With remarkable patience the Everton board gave Britton a vote of confidence. However in the summer of 1951, the board refused any more money for transfer fees and so Britton had to rely heavily on a policy of youth rather than on big money buys. Consequently Everton spent three seasons in the Second Division finishing 7th and a worrying 16th before being promoted as runners-up in 1953-4.
The board continued to refuse transfer funds and Britton had disagreements with them. While Britton was abroad with the team the board wanted to appoint an acting manager. The board had also interfered with other decisions, but Britton had also made several mistakes such as dropping and then selling the talismanic Dave Hickson. Eventually Britton resigned from Everton in 1956 saying that "I want all managers to have the freedom to do the job for which they were appointed." A sub-committee of the board unsuccessfully ran the Everton team for the remainder of the season until Ian Buchan was appointed.
After a six-month gap Britton became manager of Preston North End. In the next five years, Preston North End flirted with winning the League championship and Britton laid the foundations of a solid youth policy. Britton took the decision that would cause Tom Finney to play some of the best football of his life. At the age of 34, Finney was made centre-forward, where he was also to play three games for England. Finney was a revelation, scoring 23 goals the 1956–57 season and Preston finished third in the First Division. The next season they went one better – runners-up to Champions Wolves. However Preston North End were relegated after the 1960/61 season and so Britton resigned.

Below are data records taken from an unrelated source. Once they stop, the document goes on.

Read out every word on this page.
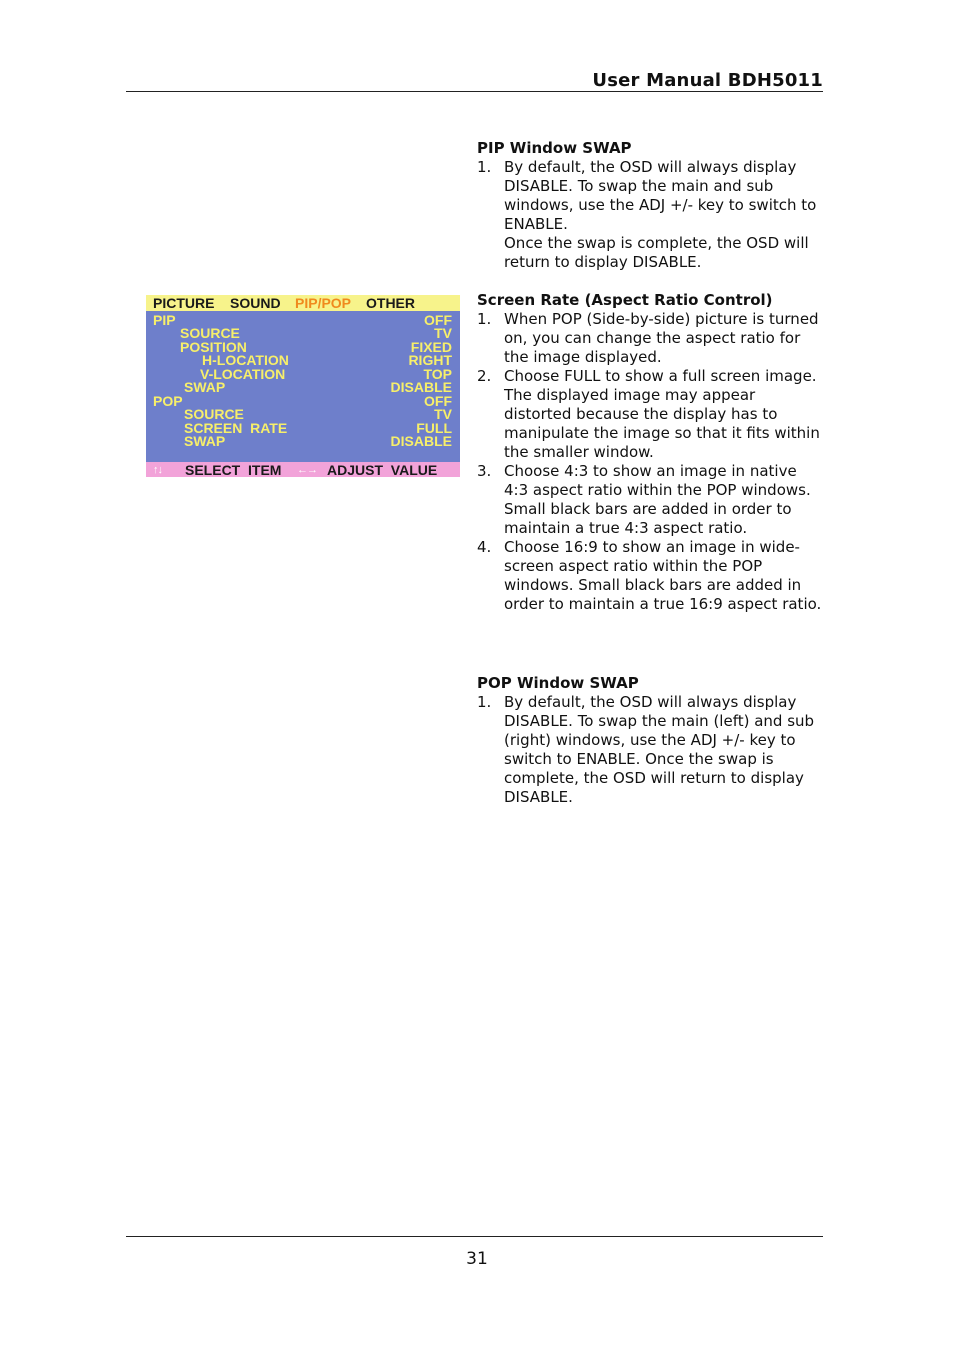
User Manual BDH5011
PICTURE SOUND PIP/POP OTHER
PIP	OFF
SOURCE	TV
POSITION	FIXED
H-LOCATION	RIGHT
V-LOCATION	TOP
SWAP	DISABLE
POP	OFF
SOURCE	TV
SCREEN  RATE	FULL
SWAP	DISABLE
↑↓ SELECT  ITEM ←→ ADJUST  VALUE
PIP Window SWAP
1. By default, the OSD will always display DISABLE. To swap the main and sub windows, use the ADJ +/- key to switch to ENABLE.

Once the swap is complete, the OSD will return to display DISABLE.

Screen Rate (Aspect Ratio Control)
1. When POP (Side-by-side) picture is turned on, you can change the aspect ratio for the image displayed.

2. Choose FULL to show a full screen image. The displayed image may appear distorted because the display has to manipulate the image so that it fits within the smaller window.

3. Choose 4:3 to show an image in native 4:3 aspect ratio within the POP windows. Small black bars are added in order to maintain a true 4:3 aspect ratio.

4. Choose 16:9 to show an image in wide-screen aspect ratio within the POP windows. Small black bars are added in order to maintain a true 16:9 aspect ratio.

POP Window SWAP
1. By default, the OSD will always display DISABLE. To swap the main (left) and sub (right) windows, use the ADJ +/- key to switch to ENABLE. Once the swap is complete, the OSD will return to display DISABLE.

31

In 1961 he became manager of Hull City. Again he relied on youth rather than the transfer market until an injection of cash in 1964 allowed him to bring in new players such as Ken Wagstaff. Consequently Hull eventually won the Third Division championship in the 1965–66 season. He continued to trust the same group of players instead of bringing in new talent and so Hull's challenge for promotion to the First Division faltered. He became general manager of Hull City in 1970 and was instrumental in the recruitment of Terry Neill as his successor.